An intriguing finding of our study was the negative association between carotid abnormalities and antinuclear antibodies (ANA). Plaque was more common in ANA negative patients (40%) than in ANA positive patients (9%) (p = 0.0495). Our observation may be consistent with the recent study of Roman et al,3 who found that anti-Sm and anti-RNP autoantibodies were less common in patients with plaque, and none of the six Sm positive patients of our series had plaque. Interestingly, it has been recently suggested that Sm antibodies exert a protective effect against coronary artery calcification in SLE.8
Although the role of autoantibodies in atherosclerosis,9 and particularly in accelerated atherosclerosis of SLE, is still a matter of debate,3,10 the proposed existence of two clinical patterns of SLE, one at higher risk of CV events, characterised by limited autoantibody production, and the other at lower risk but with a wider autoantibody spectrum,3 opens a new promising research agenda.

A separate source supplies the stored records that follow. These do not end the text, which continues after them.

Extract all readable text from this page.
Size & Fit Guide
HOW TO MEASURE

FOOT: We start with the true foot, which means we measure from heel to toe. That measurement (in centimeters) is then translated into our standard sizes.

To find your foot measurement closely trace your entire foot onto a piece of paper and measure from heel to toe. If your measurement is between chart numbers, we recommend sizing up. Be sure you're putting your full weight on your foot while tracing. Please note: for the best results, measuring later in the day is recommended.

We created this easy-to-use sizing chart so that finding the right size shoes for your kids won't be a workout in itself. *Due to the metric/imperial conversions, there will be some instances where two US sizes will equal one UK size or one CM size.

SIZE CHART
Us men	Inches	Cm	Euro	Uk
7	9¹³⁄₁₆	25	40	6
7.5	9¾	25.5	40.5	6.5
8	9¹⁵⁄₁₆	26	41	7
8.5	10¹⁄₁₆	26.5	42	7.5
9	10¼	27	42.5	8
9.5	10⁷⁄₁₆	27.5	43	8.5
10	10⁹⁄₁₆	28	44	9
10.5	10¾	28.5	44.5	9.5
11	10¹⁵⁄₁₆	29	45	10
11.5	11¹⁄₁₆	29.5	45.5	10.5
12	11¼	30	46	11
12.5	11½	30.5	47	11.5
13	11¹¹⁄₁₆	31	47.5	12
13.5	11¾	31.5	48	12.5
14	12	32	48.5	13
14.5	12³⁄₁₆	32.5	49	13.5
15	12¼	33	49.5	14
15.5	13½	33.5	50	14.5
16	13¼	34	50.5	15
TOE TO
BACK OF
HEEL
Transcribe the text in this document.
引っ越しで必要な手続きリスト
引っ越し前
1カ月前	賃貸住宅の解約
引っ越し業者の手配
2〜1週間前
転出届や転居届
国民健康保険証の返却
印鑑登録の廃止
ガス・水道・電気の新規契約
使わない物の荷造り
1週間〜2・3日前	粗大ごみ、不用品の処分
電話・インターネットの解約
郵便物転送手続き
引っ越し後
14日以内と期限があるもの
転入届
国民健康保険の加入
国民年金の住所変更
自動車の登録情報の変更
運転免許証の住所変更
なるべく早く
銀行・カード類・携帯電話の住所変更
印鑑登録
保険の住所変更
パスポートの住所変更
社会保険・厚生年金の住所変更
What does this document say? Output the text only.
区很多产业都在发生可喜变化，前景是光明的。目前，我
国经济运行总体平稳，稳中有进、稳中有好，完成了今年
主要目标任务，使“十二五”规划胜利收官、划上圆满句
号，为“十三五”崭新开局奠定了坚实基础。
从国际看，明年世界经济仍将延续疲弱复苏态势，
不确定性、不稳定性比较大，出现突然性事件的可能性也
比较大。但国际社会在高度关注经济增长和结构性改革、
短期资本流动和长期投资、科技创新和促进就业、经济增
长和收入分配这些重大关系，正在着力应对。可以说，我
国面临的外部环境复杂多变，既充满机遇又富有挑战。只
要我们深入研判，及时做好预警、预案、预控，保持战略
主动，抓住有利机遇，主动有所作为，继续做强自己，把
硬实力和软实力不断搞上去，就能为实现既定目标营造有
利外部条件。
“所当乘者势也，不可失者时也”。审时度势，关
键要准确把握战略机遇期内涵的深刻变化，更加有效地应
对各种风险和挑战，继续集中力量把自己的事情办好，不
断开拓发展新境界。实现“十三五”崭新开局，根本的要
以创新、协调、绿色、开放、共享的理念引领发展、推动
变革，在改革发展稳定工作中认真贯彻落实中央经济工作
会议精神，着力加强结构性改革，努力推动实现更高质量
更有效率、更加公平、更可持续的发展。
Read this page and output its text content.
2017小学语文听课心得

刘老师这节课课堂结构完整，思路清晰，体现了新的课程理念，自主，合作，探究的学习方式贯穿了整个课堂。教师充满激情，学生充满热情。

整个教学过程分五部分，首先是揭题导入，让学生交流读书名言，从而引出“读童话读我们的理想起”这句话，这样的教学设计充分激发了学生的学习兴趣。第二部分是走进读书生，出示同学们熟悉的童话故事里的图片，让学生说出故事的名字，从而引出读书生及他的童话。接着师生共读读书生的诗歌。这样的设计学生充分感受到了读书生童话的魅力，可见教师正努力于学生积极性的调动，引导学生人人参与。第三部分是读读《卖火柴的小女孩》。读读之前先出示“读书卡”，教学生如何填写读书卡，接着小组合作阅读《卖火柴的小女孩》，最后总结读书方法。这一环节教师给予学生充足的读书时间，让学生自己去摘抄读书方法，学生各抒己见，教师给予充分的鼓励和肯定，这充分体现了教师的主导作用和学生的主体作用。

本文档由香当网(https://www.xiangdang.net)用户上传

Because in atherosclerosis there is evidence for an involvement of humoral immunity, an inappropriate autoimmune response inherent to the process of SLE might have a role in chronic plaque development. On the other hand, aggressive immunosuppressant drugs for more severe diseases might lower or even suppress autoantibody production. Moreover, a genetic predisposition linked to autoantibody repertoires and to clinical subsets of disease cannot be ruled out.
More studies are needed to assess whether ANA testing might represent an additional tool for identifying patients with SLE at risk for CV events.